In fact, this entire process can be enabled by developing a series of workflows to identify and ingest data, move it through the Lake and manage access against it. These flows can be administered manually or through a workflow engine. These high level workflows are depicted below.
This paper has focused on the accountability, ownership, documentation (via metadata) and ability to manage access against restricted data issues that the Data Lake is introducing. There are many other aspects of Data Governance that we have not focused on that remain important to the Data Lake. For example:
- Data Quality may be affected by data being ingested into the Lake. Apart from the fact that Data Quality will not be applied uniformly throughout the Lake (e.g. it will not be applied in the Raw zone), it may be different for different usages in the Lake. Some usages (regulatory reporting) may have much more strict requirements than others (analytics), and this may be reflected in the data that is being used for the usage. If there is an Enterprise usage defined, that is likely where enterprise data quality measuring and monitoring would take place.
- Likewise, there may be different requirements for metadata across zones and usages. Even if this is the case, however, it will be necessary to establish a minimum standard for metadata so that the ownership, meaning and restrictions can be applied.
- Lineage is another Data Governance aspect that may have different requirements for different usages. The collection of Lineage information should be enabled by the transportation into and through the Data Lake, but some usages may need it from its entry into the enterprise ecosystem, and that is not under the control of the Data Lake processes. Under these circumstances, extra effort will need to be expended to capture the full lineage.

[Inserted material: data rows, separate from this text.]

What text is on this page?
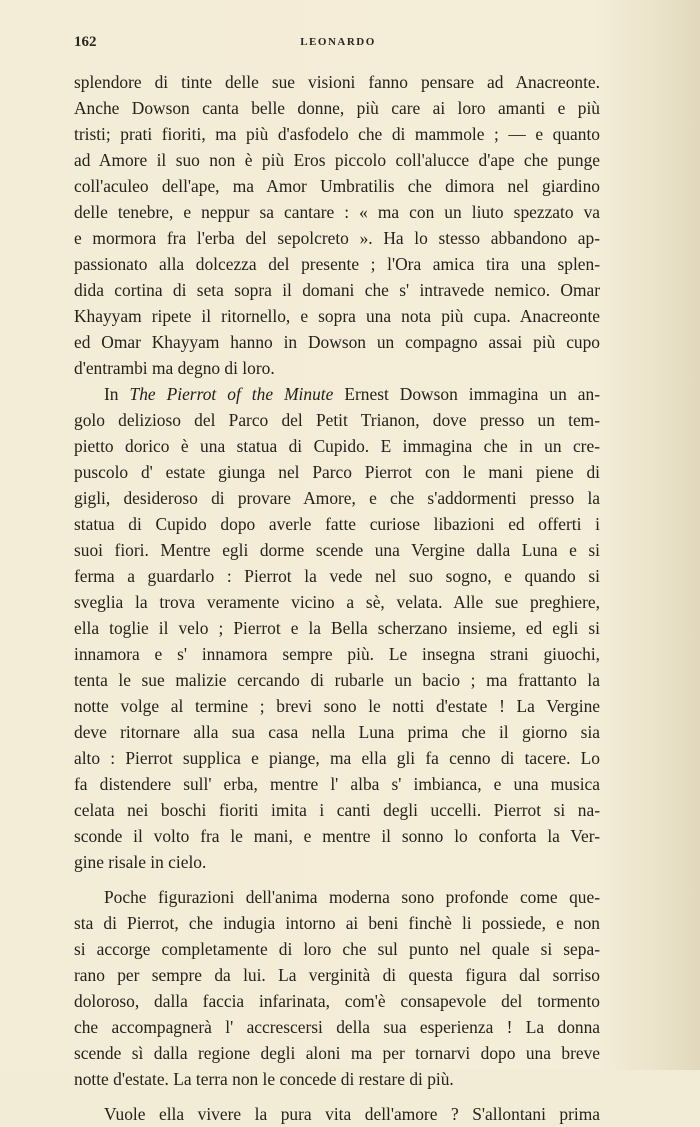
162	LEONARDO
splendore di tinte delle sue visioni fanno pensare ad Anacreonte.
Anche Dowson canta belle donne, più care ai loro amanti e più
tristi; prati fioriti, ma più d'asfodelo che di mammole ; — e quanto
ad Amore il suo non è più Eros piccolo coll'alucce d'ape che punge
coll'aculeo dell'ape, ma Amor Umbratilis che dimora nel giardino
delle tenebre, e neppur sa cantare : « ma con un liuto spezzato va
e mormora fra l'erba del sepolcreto ». Ha lo stesso abbandono ap-
passionato alla dolcezza del presente ; l'Ora amica tira una splen-
dida cortina di seta sopra il domani che s' intravede nemico. Omar
Khayyam ripete il ritornello, e sopra una nota più cupa. Anacreonte
ed Omar Khayyam hanno in Dowson un compagno assai più cupo
d'entrambi ma degno di loro.
In The Pierrot of the Minute Ernest Dowson immagina un an-
golo delizioso del Parco del Petit Trianon, dove presso un tem-
pietto dorico è una statua di Cupido. E immagina che in un cre-
puscolo d' estate giunga nel Parco Pierrot con le mani piene di
gigli, desideroso di provare Amore, e che s'addormenti presso la
statua di Cupido dopo averle fatte curiose libazioni ed offerti i
suoi fiori. Mentre egli dorme scende una Vergine dalla Luna e si
ferma a guardarlo : Pierrot la vede nel suo sogno, e quando si
sveglia la trova veramente vicino a sè, velata. Alle sue preghiere,
ella toglie il velo ; Pierrot e la Bella scherzano insieme, ed egli si
innamora e s' innamora sempre più. Le insegna strani giuochi,
tenta le sue malizie cercando di rubarle un bacio ; ma frattanto la
notte volge al termine ; brevi sono le notti d'estate ! La Vergine
deve ritornare alla sua casa nella Luna prima che il giorno sia
alto : Pierrot supplica e piange, ma ella gli fa cenno di tacere. Lo
fa distendere sull' erba, mentre l' alba s' imbianca, e una musica
celata nei boschi fioriti imita i canti degli uccelli. Pierrot si na-
sconde il volto fra le mani, e mentre il sonno lo conforta la Ver-
gine risale in cielo.
Poche figurazioni dell'anima moderna sono profonde come que-
sta di Pierrot, che indugia intorno ai beni finchè li possiede, e non
si accorge completamente di loro che sul punto nel quale si sepa-
rano per sempre da lui. La verginità di questa figura dal sorriso
doloroso, dalla faccia infarinata, com'è consapevole del tormento
che accompagnerà l' accrescersi della sua esperienza ! La donna
scende sì dalla regione degli aloni ma per tornarvi dopo una breve
notte d'estate. La terra non le concede di restare di più.
Vuole ella vivere la pura vita dell'amore ? S'allontani prima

These aspects, and others, should be taken into account as the Data Lake is being established and built out. In summary, we have seen that the movement of data to the Lake for Business Intelligence use cases is helping companies address efficiency and cost challenges and is making data much easier to find and understand for business users. But with that move comes the need to ensure that the data is being used for legitimate business purposes, and is not being made available to unauthorized users. The Data Governance capability that we have discussed here can help ensure appropriate access. Due to its focus on Usage of data rather than all data, this program may be appropriate for companies that have not established enterprise data governance programs. For those who have been successful with enterprise data governance, this program may be used as a guide to enhance that program and try not to overload enterprise Data Owners with requests for access to the data for which they are responsible. Either way, the business reasons for moving data to the Lake will mean that Data Lakes will continue to be deployed, and the issues with managing data in a more democratized environment will have to be addressed.